|Sidewalk art in Ajijic, MX|
All of us are standing in front of a fire hydrant that gushes information, distractions and choices at us with a force that is simply overwhelming.
How do we create anything … art, music, writing, work, healthy children, a life ... when we might create something even better if we had that last piece of information, that last opinion, that last bit of inspiration?
Sebastian Michaels in his 21 Days to Creative Abundance program, states flatly we have to find ways to take breaks from the flood of distractions if we want to find our Muse, create our art. He offers this quote from Leo Babauta, author Zen Habits
"If you can't do and read and respond to everything (and you can't), you must chose what you'll do and read and respond to, and let the rest go. Let the rest go. This is unbelievably important. You have to accept this and be OK with it."
With Sebastian's and Babauta's thoughts in mind, I took my journal and went to the coffee shop in the Plaza where I indulged in a chai frappachino and the flow of my own thoughts. I mindmapped an article about disentangling love and fear, continued to look for found objects for the next Photoshop Artistry challenge, and eavesdropped on the conversation of an artist visiting, apparently from New York.
In less than an hour, I was refreshed, recharged and had pages of notes for more writing and art. I don’t think I would have been as productive as I was had I stayed glued to my computer focusing on the projects at hand. I know that some of the thoughts that came needed the space and openness of sitting with my journal in front of me and not being distracted by email/facebook/the refrigerator. I may make a noon break a regular habit. It tends to be a time when my energy needs a boost anyway.
The found art challenge was an interesting one: take a walk and take four photos of things you find that could make an interesting abstract. Add two textures, two edges and at least 8 adjustment layers.
Among the images I found is the one above, an example of the sidewalk art I find in so many places here. I’ve gotten accustomed to wall art, but the sidewalk art is new to me. So I chose this image to be the base of the challenge.

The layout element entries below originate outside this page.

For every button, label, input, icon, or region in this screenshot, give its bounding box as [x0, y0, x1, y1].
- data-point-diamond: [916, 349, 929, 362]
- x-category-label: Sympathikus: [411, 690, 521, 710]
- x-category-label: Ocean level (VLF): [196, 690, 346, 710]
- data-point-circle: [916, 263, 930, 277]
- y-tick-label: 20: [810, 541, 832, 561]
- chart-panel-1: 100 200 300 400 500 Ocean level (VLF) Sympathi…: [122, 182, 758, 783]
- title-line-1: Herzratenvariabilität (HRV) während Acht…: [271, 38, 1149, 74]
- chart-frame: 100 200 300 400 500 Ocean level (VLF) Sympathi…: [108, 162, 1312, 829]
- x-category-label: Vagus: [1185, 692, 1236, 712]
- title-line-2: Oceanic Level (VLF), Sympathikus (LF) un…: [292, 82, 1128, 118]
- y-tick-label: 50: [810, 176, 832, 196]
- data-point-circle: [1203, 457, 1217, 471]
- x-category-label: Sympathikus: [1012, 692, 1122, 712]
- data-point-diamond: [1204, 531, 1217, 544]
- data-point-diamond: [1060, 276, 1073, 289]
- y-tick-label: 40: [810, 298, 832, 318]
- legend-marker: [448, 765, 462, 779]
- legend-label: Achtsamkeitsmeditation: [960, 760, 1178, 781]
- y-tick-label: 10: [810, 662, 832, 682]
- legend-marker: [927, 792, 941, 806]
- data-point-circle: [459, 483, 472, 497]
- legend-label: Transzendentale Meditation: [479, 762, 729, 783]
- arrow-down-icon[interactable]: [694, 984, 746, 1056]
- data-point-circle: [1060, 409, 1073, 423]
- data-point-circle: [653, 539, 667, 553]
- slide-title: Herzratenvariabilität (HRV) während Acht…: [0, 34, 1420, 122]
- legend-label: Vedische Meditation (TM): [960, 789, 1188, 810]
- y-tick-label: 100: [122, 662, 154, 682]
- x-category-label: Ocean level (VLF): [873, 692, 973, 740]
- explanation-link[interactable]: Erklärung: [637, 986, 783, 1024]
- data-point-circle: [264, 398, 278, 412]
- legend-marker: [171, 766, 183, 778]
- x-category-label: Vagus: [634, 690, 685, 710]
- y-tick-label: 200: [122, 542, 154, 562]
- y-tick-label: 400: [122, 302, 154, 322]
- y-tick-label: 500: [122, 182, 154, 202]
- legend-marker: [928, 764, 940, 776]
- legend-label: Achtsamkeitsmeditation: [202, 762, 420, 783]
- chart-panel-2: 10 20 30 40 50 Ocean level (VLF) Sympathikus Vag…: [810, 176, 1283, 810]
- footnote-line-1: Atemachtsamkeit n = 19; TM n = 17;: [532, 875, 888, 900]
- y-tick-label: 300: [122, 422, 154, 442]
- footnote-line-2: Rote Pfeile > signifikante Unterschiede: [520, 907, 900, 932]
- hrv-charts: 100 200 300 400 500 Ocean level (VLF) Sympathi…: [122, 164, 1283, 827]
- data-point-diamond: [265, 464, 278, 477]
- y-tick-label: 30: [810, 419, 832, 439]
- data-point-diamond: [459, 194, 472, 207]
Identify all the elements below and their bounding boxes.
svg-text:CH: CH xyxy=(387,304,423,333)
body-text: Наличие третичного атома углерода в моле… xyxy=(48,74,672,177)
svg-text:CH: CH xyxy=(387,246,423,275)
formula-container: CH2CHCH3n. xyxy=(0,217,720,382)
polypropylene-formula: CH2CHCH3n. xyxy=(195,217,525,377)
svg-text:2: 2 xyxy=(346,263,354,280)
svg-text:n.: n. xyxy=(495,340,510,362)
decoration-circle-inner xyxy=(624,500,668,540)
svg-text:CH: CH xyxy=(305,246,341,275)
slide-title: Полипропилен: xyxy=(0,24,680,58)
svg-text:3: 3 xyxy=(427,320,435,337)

After a lot of work, I came up with the image below, probably because I love Dorie from “Finding Nemo,” and the way I feel right now about continuing to move forward without Missy. I put the finishing touches on the piece and decided it was time for bed.
|Just Keep Swimming|
But, sleep didn’t come. Those straight lines haunted me. I hate straight lines. But how to get rid of them? Maybe the whole piece was a bad idea? Maybe a different base image? This was supposed to be an abstract and it didn’t feel very abstract. It felt like a cartoon.
Finally, I got up and decided to try a technique for changing the straight lines. If that didn’t work, I was going to toss the whole idea and start over. Two hours later, this was the next version.
|Just Keep Swimming #2|
It won't make my gallery of favorites, but I definitely like it better and REALLY like the fact that I managed to get to a better place using techniques that I’m learning.
More about the quote:
From Wikipedia: Zen Habits is a blog written by Leo Babauta about implementing zen habits in daily life. It offers suggestions for how to live, and also includes frequent references to how Leo Babauta has implemented these habits. He covers topics such as simplifying, living frugally, parenting, happiness, motivation, eliminating debt, saving, eating healthily and successfully implementing good habits.